2004 Fiscal Year Annual Research Report
分光計測とグラニエ法を併用したカンキツの水分ストレス診断技術の開発
Project/Area Number |
16580205
|
Research Institution | Yamaguchi University |
Principal Investigator |
山本 晴彦 山口大学, 農学部, 教授 (40263800)
|
Co-Investigator(Kenkyū-buntansha) |
大槻 恭一 九州大学, 大学院・農学研究院・森林資源科学部門, 助教授 (80183763)
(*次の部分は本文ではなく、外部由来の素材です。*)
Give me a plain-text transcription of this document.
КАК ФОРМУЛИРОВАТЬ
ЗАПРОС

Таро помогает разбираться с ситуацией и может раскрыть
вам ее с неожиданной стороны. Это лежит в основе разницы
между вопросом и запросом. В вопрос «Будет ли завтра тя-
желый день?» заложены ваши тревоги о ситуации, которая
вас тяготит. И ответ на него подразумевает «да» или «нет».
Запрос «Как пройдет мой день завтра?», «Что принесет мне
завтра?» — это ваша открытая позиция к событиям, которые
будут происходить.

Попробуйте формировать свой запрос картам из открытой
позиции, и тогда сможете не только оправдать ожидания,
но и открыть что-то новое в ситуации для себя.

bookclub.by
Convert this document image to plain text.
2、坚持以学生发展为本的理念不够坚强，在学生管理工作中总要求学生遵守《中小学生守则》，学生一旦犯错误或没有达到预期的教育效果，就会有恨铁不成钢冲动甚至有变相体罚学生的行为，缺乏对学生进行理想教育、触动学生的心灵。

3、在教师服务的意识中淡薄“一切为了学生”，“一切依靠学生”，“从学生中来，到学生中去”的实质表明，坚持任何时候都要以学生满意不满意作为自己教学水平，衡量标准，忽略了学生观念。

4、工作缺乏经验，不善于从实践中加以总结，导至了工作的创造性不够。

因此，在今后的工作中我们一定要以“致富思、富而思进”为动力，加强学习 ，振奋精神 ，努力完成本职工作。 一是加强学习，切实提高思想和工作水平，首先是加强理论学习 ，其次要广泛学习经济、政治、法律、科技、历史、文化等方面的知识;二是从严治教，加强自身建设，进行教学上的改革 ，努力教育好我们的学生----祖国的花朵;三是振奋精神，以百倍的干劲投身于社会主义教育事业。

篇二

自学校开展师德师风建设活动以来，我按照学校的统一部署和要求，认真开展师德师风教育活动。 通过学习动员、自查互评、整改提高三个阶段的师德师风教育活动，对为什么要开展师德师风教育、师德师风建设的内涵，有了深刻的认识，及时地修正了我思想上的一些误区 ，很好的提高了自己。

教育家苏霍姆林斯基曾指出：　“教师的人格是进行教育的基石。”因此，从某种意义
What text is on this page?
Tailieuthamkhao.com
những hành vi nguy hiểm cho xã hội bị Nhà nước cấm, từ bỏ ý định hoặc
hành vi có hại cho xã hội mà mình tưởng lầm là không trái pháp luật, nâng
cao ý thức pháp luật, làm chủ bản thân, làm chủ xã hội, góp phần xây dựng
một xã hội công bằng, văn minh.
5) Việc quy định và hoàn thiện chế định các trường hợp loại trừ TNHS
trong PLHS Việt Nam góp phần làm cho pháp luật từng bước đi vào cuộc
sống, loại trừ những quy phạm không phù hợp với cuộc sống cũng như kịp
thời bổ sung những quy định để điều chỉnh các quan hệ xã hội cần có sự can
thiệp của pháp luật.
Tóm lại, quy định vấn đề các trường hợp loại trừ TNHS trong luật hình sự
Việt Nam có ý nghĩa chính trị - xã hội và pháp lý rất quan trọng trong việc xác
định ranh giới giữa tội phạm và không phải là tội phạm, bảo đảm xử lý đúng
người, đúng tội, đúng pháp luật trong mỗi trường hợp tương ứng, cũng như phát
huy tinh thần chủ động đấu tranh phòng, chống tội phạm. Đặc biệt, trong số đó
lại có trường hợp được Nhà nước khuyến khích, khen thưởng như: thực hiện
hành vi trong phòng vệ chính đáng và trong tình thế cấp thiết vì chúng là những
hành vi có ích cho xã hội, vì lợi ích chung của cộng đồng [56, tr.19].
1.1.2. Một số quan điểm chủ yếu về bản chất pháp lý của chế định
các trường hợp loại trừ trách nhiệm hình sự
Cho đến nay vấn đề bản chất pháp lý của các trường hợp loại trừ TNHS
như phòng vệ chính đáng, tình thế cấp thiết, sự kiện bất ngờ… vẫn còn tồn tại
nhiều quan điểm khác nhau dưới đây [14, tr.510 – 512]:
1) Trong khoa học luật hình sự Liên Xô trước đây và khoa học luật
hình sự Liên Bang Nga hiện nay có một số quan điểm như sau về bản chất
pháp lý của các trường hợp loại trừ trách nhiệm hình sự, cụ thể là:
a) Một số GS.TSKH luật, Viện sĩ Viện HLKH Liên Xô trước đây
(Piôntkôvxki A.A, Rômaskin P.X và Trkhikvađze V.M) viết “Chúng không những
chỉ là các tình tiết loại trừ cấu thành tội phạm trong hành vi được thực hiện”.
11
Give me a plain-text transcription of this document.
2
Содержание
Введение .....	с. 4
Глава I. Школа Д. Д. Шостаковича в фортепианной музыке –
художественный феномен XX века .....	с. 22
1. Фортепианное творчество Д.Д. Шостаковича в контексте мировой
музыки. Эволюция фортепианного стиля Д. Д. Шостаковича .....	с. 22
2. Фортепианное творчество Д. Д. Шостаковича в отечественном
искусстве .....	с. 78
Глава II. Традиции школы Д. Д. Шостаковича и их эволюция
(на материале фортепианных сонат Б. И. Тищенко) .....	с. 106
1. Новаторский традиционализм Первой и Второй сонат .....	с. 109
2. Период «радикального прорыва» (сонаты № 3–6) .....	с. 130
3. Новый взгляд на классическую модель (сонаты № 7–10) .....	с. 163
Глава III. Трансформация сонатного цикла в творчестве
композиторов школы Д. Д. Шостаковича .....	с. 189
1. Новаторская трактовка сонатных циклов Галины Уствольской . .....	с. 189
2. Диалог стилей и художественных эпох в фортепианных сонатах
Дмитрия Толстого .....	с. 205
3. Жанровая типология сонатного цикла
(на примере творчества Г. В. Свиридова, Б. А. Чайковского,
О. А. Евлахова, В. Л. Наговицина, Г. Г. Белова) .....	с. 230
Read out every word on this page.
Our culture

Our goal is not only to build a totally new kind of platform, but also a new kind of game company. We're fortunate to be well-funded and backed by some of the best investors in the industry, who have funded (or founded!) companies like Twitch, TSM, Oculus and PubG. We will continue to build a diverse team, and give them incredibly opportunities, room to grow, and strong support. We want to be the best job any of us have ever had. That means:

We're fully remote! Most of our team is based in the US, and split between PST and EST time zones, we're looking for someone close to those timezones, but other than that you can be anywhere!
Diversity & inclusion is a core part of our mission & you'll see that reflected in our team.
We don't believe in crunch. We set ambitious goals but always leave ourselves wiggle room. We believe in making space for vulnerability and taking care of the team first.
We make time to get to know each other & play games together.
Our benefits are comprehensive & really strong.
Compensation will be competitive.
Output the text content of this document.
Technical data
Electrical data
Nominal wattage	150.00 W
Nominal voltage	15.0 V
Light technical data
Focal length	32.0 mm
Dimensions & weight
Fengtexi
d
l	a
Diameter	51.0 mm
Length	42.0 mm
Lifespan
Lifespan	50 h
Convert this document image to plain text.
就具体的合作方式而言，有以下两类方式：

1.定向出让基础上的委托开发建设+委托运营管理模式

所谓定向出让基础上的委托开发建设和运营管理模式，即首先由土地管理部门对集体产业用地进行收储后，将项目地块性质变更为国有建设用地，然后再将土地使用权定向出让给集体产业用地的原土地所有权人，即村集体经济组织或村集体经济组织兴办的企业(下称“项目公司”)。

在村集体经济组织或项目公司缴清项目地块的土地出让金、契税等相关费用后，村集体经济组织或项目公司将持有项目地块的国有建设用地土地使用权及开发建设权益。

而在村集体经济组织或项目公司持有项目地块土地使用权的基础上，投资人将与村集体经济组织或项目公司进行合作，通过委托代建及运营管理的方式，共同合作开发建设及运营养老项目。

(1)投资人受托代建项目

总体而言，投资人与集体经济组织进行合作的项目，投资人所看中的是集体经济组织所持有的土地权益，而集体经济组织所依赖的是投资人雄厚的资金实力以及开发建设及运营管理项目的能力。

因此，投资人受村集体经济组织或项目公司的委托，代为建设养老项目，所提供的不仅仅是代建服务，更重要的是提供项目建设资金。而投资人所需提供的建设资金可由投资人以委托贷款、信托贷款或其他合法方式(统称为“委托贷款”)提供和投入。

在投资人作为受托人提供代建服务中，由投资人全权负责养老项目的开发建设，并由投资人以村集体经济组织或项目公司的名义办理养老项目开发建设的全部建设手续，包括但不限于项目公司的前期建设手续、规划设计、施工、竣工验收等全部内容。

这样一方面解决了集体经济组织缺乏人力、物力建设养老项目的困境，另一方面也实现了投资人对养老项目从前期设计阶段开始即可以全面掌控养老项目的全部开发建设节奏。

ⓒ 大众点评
宮本 久美 和歌山県農林水産総合技術センター, 果樹試験場・栽培部, 主任研究員
森永 邦久 独立行政法人農業・生物系特定産業技術研究機構, 近畿中国四国農業研究センター・総合研究部・総合研究第2チーム, チーム長
|
Keywords | 分光計測 / グラニエ法 / カンキツ / 水分ストレス / 近赤外光 / 蒸散流 / 樹冠葉面積指数 / デジタル画像 |
Research Abstract |
本研究では,高糖系温州のマルチ栽培において,連年安定・高品質果実生産を実現するため,樹体・土壌水分環境と樹体光環境を迅速に計測するシステムを開発し,両環境の制御により水分ストレスを抑制して,好適な光環境下で高品質果実生産を実現できる技術を構築することを目的として研究を実施した。土壌水分および樹体水分の計測法の開発においては,市販されているセンサを用いて炉乾燥法と併用して安価で迅速に計測できるセンサを選定した。カンキツは1個体の樹冠葉面積を計測するには,投影法が用いられるが労力と時間が必要である。PCA(プラント・キャノピー・アナライザー)のほぼ10分の1の十数万円の魚眼レンズ付きデジタルカメラを用いて,樹冠葉面積指数を高精度かつ非接触・非破壊で推定可能な技術を開発した。最新の樹木蒸散流の計測手法であるグラニエ法を用いて,白色マルチ栽培下における土壌水分およびカンキツ樹体の蒸散流計測を試みた。樹木蒸散流の測定は,グラニエ法を応用したThermal Dissipation Probe (T.D.P)を用いている。T.D.Pは熱放散センサであり,樹木の液材に埋め込まれたラインヒートソースの温度を測定するもので,蒸散流とともに上昇する液材の熱放散およびヒートソースの冷却度合いを測定しており,蒸散流速度がゼロもしくはゼロ近くになると2つのセンサ間の温度差は最大になり,蒸散流量が増加すると温度差は小さくなる。蒸散流速度は日の出後約1時間頃から高まりはじめ,日射量に追随して推移しており,日射量に大きく依存する傾向を示した。また,マルチ区の樹体は白色シートマルチにより降雨が遮断され土壌が乾燥して樹体が乾燥ストレスを受けたことにより,蒸散流速度が低下していた。この結果,グラニエ法を用いて温度差を測定することで,カンキツ樹体の蒸散流を連続かつ自動的に計測が可能であることが明らかになった。